Ils respirent les lamentations, ces Yids, les sous-vêtements trop longs, le tabac froid sur des pardessus mouillés, la boue. Ils prient comme s’ils allaient tourner de l’œil, tournent de l’œil comme si c’était une forme de rituel. Des femmes éplorées s’agrippent les unes aux autres et crient à pleine gorge. Ils ne pleurent pas Mendel Shpilman, impossible. C’est autre chose qui a quitté ce monde, l’ombre d’une ombre, l’espoir d’un espoir, ils le sentent. Cette moitié d’île qu’ils avaient fini par aimer comme leur maison leur est reprise. Ils sont pareils à des poissons rouges dans un sac sur le point d’être rejetés dans le grand lac noir de la Diaspora. Mais penser à ça les dépasse. Alors, ils regrettent la perte d’un coup de pot qu’ils n’ont jamais eu, d’une chance qui n’en était absolument pas une, d’un roi qui n’était pas appelé à régner, même sans un projectile chemisé dans la boîte crânienne. Landsman joue des épaules et marmonne :

— Pardonnez-moi.

Il fonce vers un monstre de limousine, un 4 × 4 sur mesure de six mètres de long. Au moment même où il est en train de la vivre, sa course du haut en bas de la colline, suivie de sa traversée du boulevard entre les parapluies, les barbes et les ululements juifs jusqu’au flanc de la limousine au gros cul, revêt une forme de nervosité, d’improvisation, dans son imagination. Des images d’amateur d’une tentative d’assassinat en cours ! Mais Landsman n’est venu tuer personne. Il veut juste parler à la dame, éveiller son attention, attirer son regard. Il veut juste lui poser une question. Quelle question, nu, ça, il n’en sait rien.

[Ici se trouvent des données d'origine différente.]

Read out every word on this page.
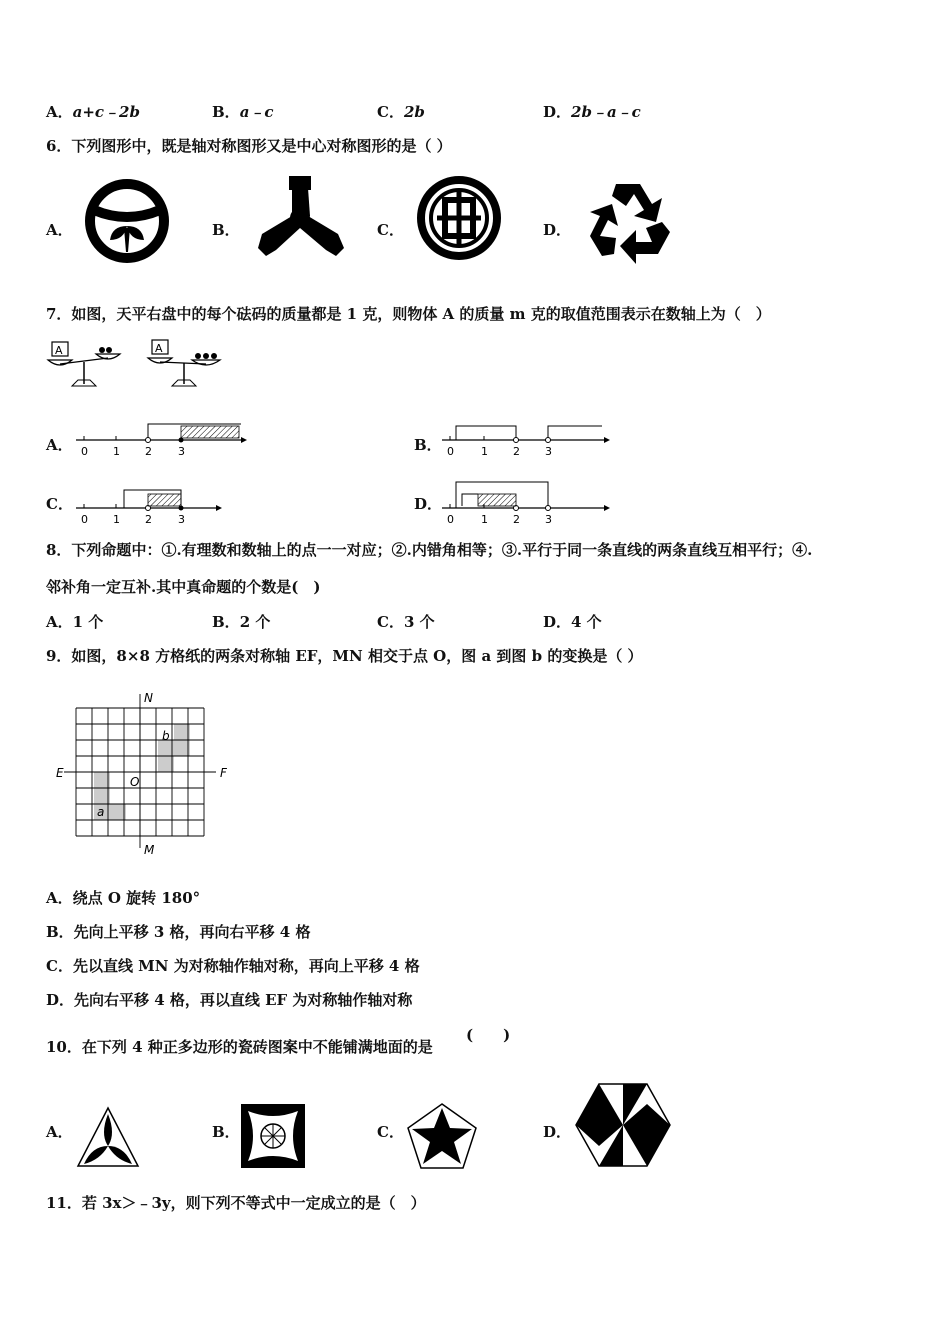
A．a+c﹣2b	B．a﹣c	C．2b	D．2b﹣a﹣c
6．下列图形中，既是轴对称图形又是中心对称图形的是（ ）
A．	B．	C．	D．
7．如图，天平右盘中的每个砝码的质量都是 1 克，则物体 A 的质量 m 克的取值范围表示在数轴上为（　）
A	A
A． 0 1 2 3	B． 0 1 2 3
C．
0 1 2 3
D．
0 1 2 3
8．下列命题中：①.有理数和数轴上的点一一对应；②.内错角相等；③.平行于同一条直线的两条直线互相平行；④.
邻补角一定互补.其中真命题的个数是(　)
A．1 个	B．2 个	C．3 个	D．4 个
9．如图，8×8 方格纸的两条对称轴 EF，MN 相交于点 O，图 a 到图 b 的变换是（ ）
N
M
E	F
O
a
b
A．绕点 O 旋转 180°
B．先向上平移 3 格，再向右平移 4 格
C．先以直线 MN 为对称轴作轴对称，再向上平移 4 格
D．先向右平移 4 格，再以直线 EF 为对称轴作轴对称
10．在下列 4 种正多边形的瓷砖图案中不能铺满地面的是
(　　)
A．	B．	C．	D．
11．若 3x＞﹣3y，则下列不等式中一定成立的是（　）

Finalement on le devance, douze individus le devancent, en fait. À l’instar de Landsman, les reporters se sont creusé un tunnel dans les chapeaux noirs, en piochant avec leurs omoplates et leurs coudes. Dès que la toute petite femme cachée sous son voile noir franchit les grilles, chancelante au bras de son gendre, ils débitent les questions qu’ils ont préparées. Ils les sortent de leurs poches comme des pierres et les lancent toutes à la fois, ils criblent la femme de questions. Elle les ignore, garde la tête droite, à aucun moment le voile ne tremble ni ne s’entrouvre. Baronshteyn guide la mère du défunt jusqu’au mastodonte motorisé. Le chauffeur descend du siège du passager du 4 × 4 surdimensionné. C’est un Philippin au gabarit de jockey, avec une balafre au menton pareille à un second sourire. Il court ouvrir la portière à sa patronne. Landsman se trouve encore à soixante mètres de distance, il ne va pas arriver à temps pour lui poser sa question ni pouvoir tenter quoi que ce soit.

Un grognement, un grondement guttural sauvage, rauque et à moitié humain, un borborygme d’avertissement ou de semonce : un des chapeaux noirs en faction devant les voitures a mal pris la question d’un journaliste. Ou il les a peut-être toutes mal prises, ainsi que la manière dont elles ont été formulées. Landsman voit le chapeau noir offensé : corpulent, blond, le col ouvert, les pans de chemise hors du pantalon, il reconnaît Dovid Sussmann, le Yid à qui Berko a tiré les vers du nez sur l’île Verbov. Un malabar avec une protubérance à l’articulation de la mâchoire et une autre sous l’aisselle gauche. Sussmann jette un bras autour du cou de Dennis Brennan, pauvre bougre, le cravate. En le sermonnant dents contre oreille, Sussmann traîne le reporter hors du chemin de la famille au moment où celle-ci passe les grilles.